A partir de hoje, o Primeiro Comando da Capital e o Comando Vermelho são oficialmente considerados organizações terroristas pelos Estados Unidos, ampliando as medidas de combate a essas facções.
Foto: pcc

A partir desta sexta-feira, 5 de junho, o Primeiro Comando da Capital (PCC) e o Comando Vermelho (CV) passam a ser oficialmente reconhecidos como organizações terroristas pelos Estados Unidos. A decisão, tomada pelo governo de Donald Trump, insere essas facções na mesma estrutura legal utilizada para combater grupos terroristas internacionais e organizações armadas transnacionais.

Com essa nova classificação, PCC e CV integram a lista de Organizações Terroristas Estrangeiras (FTOs, na sigla em inglês), uma das mais rigorosas da legislação americana. Essa designação se soma ao status de Terroristas Globais Especialmente Designados (SDGT), que já havia sido atribuído anteriormente.

De acordo com o Departamento de Estado dos EUA, essas facções estão entre os grupos criminosos mais violentos do Brasil e suas atividades transcendem as fronteiras nacionais, impactando diretamente a segurança dos Estados Unidos.

As implicações práticas dessa nova classificação são significativas. As autoridades americanas agora dispõem de um conjunto ampliado de ferramentas legais para agir contra integrantes, colaboradores e financiadores do PCC e do CV. Anteriormente, essas facções já enfrentavam sanções financeiras, mas a nova designação permite a responsabilização criminal de indivíduos ou empresas que ofereçam qualquer tipo de apoio material às organizações.
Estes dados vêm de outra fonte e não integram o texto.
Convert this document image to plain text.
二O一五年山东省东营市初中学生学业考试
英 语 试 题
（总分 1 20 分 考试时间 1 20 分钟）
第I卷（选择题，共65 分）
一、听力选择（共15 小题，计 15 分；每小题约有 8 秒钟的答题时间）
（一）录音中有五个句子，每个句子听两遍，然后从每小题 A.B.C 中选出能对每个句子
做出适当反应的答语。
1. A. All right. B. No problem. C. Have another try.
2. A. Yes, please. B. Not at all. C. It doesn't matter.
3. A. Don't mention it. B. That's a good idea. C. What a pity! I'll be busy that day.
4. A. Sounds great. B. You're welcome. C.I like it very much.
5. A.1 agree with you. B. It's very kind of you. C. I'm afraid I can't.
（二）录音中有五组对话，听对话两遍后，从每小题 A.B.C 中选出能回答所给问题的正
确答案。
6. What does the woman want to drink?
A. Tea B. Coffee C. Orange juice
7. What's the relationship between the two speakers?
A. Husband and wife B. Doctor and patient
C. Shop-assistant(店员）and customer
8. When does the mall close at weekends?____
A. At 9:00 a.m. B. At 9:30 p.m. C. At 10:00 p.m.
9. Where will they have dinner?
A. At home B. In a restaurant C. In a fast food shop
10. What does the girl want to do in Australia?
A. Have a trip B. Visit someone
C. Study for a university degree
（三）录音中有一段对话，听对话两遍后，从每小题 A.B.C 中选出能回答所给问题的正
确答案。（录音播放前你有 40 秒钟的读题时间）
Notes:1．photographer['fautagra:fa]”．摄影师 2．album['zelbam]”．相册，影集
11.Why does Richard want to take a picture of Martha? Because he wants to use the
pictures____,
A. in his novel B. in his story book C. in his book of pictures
Isso inclui atividades como financiamento, transporte, logística e treinamento, que são essenciais para a continuidade das operações criminosas. Além disso, agências federais, como o FBI e o Departamento de Justiça, ganham novas bases legais para investigar casos relacionados ao terrorismo envolvendo essas facções.

A decisão dos EUA ocorre em um contexto político sensível no Brasil. Um dia antes do anúncio, o senador Flávio Bolsonaro (PL-RJ) revelou que havia solicitado pessoalmente a Trump que PCC e CV fossem classificados como organizações terroristas. Em contrapartida, o presidente Luiz Inácio Lula da Silva (PT) expressou preocupação com os efeitos da medida e defendeu a necessidade de fortalecer a cooperação bilateral no combate ao crime organizado, sem a necessidade de rotular facções brasileiras como terroristas.

Fontes do Departamento de Estado informaram que qualquer pessoa ou empresa que mantenha relações financeiras ou materiais com membros dessas facções poderá enfrentar sanções, processos criminais e até medidas migratórias. As consequências podem afetar não apenas estrangeiros, mas também cidadãos e residentes permanentes dos EUA.

A nova classificação também intensifica a pressão sobre instituições financeiras em diversos países, que devem reforçar seus mecanismos de controle para evitar qualquer ligação com PCC e CV. Essa medida faz parte de uma estratégia mais ampla dos EUA para a América Latina, que visa tratar cartéis de drogas e organizações criminosas de forma semelhante a grupos terroristas internacionais.

A política reflete uma mudança na abordagem dos Estados Unidos em relação ao crime organizado na região, ampliando o conceito tradicional de terrorismo e integrando questões como narcotráfico, migração e segurança energética em uma única lógica estratégica.